Now, have a look at the same story, as it appears on NewsWireless today. The words are there, but it looks nothing like it used to look.

Unusually, NewsWireless does give you the same page you would have seen five years ago. When you're reading the Fiuggi story, the page shows you contemporary news: for example the utterly mad, definitely disgusting "phones to salivate over" http://www.newswireless.net/index.cfm/article/1226 which appeared that week. It's the week's edition, in content at least.

Most websites don't do this.

You can, sometimes, track back a particular five-year-old story (though sadly you'll often find it's been deleted), but if you go to the original site you're likely to find that the page you see is surrounded by modern stories. It's not a five-year-old edition.
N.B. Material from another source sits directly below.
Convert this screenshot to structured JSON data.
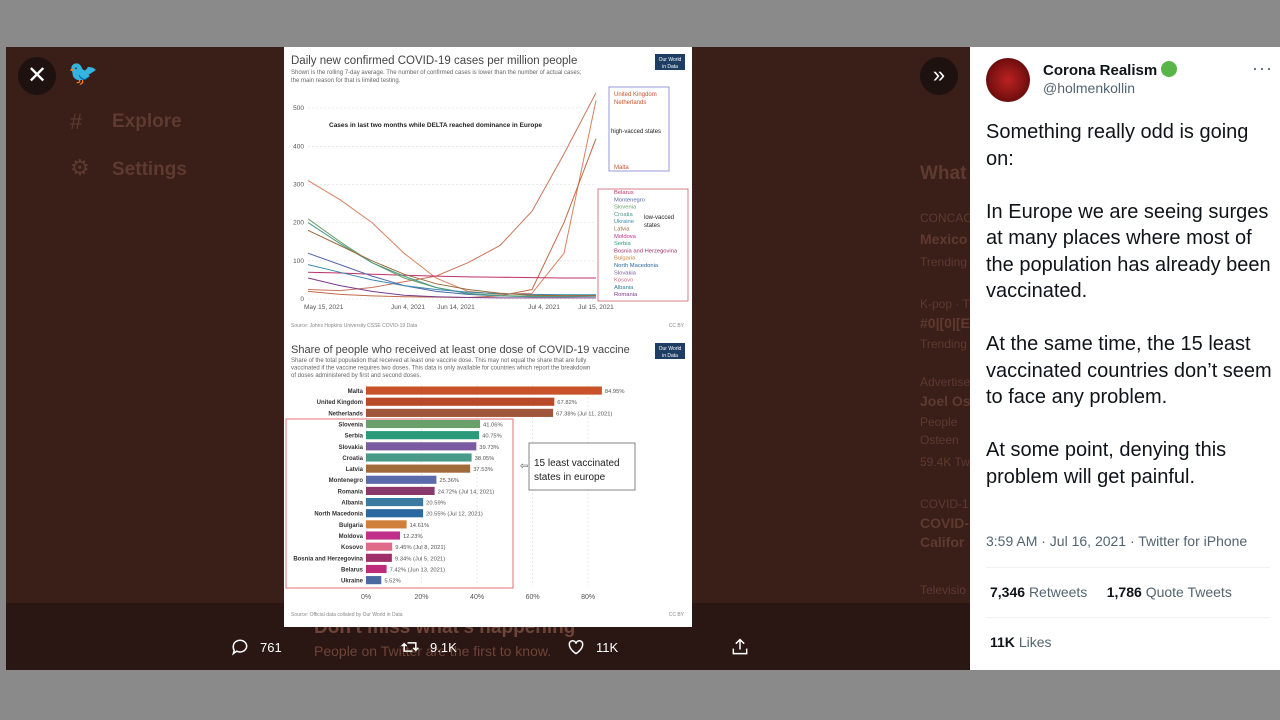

Take, for example Gordon Laing's Christmas 2002 article on five megapixel super-cameras (I know, I know) and you'll find exactly no stories at all relating to Christmas 2002. They were published, yes, but they aren't archived together anywhere - except the WayBackMachine.

And sadly, the WayBackMachine has a limitation; it has a lot of historical "editions" of websites, but there are a lot more it doesn't have.

Also, it's vulnerable to electronic interference. Censorshipware, according to Seth Finkelstein, sees the archive as a single site. If just one page appears to contain an image showing more skin than a maiden aunt in Boise, Idaho, might consider proper, then the entire archive is liable to be blacked by a lot of ISPs who take their cue from that net nanny.